Dominican shippers say expect higher fees
Santo Domingo.- One of the unexpected blows of the pandemic has hit the shipping sector directly, in a process of container shortages, delays in dispatches and intermittent port closures that have affected the entire trading system internationally.
One of the results of the imbalance between the capacity of goods shipments and the triggering of demand by consumers has resulted in a jump in freight prices and effects on the usual maritime trade routes.
Representatives of the Association of Shippers of the Dominican Republic indicated that it is still possible that freight rates rise “a little more.”
The laws of supply and demand are ruthlessly enforced in the shipping and container market, and vessels transit more safely to the ports of those willing to pay more for freight shipments.

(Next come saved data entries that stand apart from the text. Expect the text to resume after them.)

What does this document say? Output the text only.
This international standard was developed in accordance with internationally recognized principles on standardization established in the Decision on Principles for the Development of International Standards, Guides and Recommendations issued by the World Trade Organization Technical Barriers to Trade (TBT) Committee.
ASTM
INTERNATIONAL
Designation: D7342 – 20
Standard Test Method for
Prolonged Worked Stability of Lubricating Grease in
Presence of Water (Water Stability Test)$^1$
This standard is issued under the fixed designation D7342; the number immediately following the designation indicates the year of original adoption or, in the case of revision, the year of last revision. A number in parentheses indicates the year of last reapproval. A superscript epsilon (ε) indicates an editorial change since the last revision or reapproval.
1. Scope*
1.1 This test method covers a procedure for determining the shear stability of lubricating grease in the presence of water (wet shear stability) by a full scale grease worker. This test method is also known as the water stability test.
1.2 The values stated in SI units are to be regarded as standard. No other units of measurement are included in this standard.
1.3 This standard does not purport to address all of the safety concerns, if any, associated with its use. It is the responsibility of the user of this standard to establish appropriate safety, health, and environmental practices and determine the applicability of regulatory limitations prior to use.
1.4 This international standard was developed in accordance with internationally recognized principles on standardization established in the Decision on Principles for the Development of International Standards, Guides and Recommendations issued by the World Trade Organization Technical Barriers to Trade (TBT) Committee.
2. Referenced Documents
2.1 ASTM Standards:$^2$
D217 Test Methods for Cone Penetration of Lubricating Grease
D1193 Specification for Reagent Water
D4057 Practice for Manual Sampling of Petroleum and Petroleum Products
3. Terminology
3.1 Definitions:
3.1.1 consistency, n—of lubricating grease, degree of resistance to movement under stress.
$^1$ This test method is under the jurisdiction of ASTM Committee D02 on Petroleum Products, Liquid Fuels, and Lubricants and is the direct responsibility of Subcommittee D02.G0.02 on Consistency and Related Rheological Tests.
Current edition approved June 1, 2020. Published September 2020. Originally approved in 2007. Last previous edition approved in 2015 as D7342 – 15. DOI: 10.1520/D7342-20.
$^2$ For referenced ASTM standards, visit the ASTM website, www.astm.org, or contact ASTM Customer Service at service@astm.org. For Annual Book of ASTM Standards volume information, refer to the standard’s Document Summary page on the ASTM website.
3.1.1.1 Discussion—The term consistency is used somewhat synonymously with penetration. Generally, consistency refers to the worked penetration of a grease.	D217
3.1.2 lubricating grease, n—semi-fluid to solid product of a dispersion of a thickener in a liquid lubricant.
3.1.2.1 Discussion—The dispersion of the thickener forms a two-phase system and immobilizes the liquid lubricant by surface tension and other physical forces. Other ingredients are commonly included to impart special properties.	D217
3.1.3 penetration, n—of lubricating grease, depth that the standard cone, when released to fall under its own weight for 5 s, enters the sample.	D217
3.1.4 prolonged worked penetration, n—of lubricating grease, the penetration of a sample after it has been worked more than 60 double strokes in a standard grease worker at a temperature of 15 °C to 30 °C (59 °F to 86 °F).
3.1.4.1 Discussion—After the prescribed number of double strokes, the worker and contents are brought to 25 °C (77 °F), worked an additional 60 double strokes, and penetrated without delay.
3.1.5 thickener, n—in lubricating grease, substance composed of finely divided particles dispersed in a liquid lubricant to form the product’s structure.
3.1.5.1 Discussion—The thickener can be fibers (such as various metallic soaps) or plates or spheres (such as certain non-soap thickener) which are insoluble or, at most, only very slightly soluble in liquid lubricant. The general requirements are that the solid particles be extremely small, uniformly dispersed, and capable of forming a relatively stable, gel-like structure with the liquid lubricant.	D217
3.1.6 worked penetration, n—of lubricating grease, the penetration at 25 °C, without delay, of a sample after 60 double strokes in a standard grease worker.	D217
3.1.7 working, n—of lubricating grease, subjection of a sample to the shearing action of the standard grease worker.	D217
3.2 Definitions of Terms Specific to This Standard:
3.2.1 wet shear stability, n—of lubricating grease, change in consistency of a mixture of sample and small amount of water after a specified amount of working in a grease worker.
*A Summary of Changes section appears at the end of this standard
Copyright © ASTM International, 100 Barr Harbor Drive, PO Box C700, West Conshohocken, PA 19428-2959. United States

“We are paying US$13,000 to US$14,000 for a container and it is very possible that, because Americans pay U$20,000 for each one, that freight will go up a little bit more,” Teddy Heinsen, president of the Association of Shippers, told Diario Libre.
There are many reasons for the shortage, some of which are, the slowdown of worldwide economies, less container vessels on the seas, port congestion creating backups, containers being tied up in Chinese ports, and the law of supply & demand firing up price competition for acquiring available containers.
All of the above has impacted the Dominican import/export trade. What can be expected are price increases for RD import/export trade being passed down the chain to its public.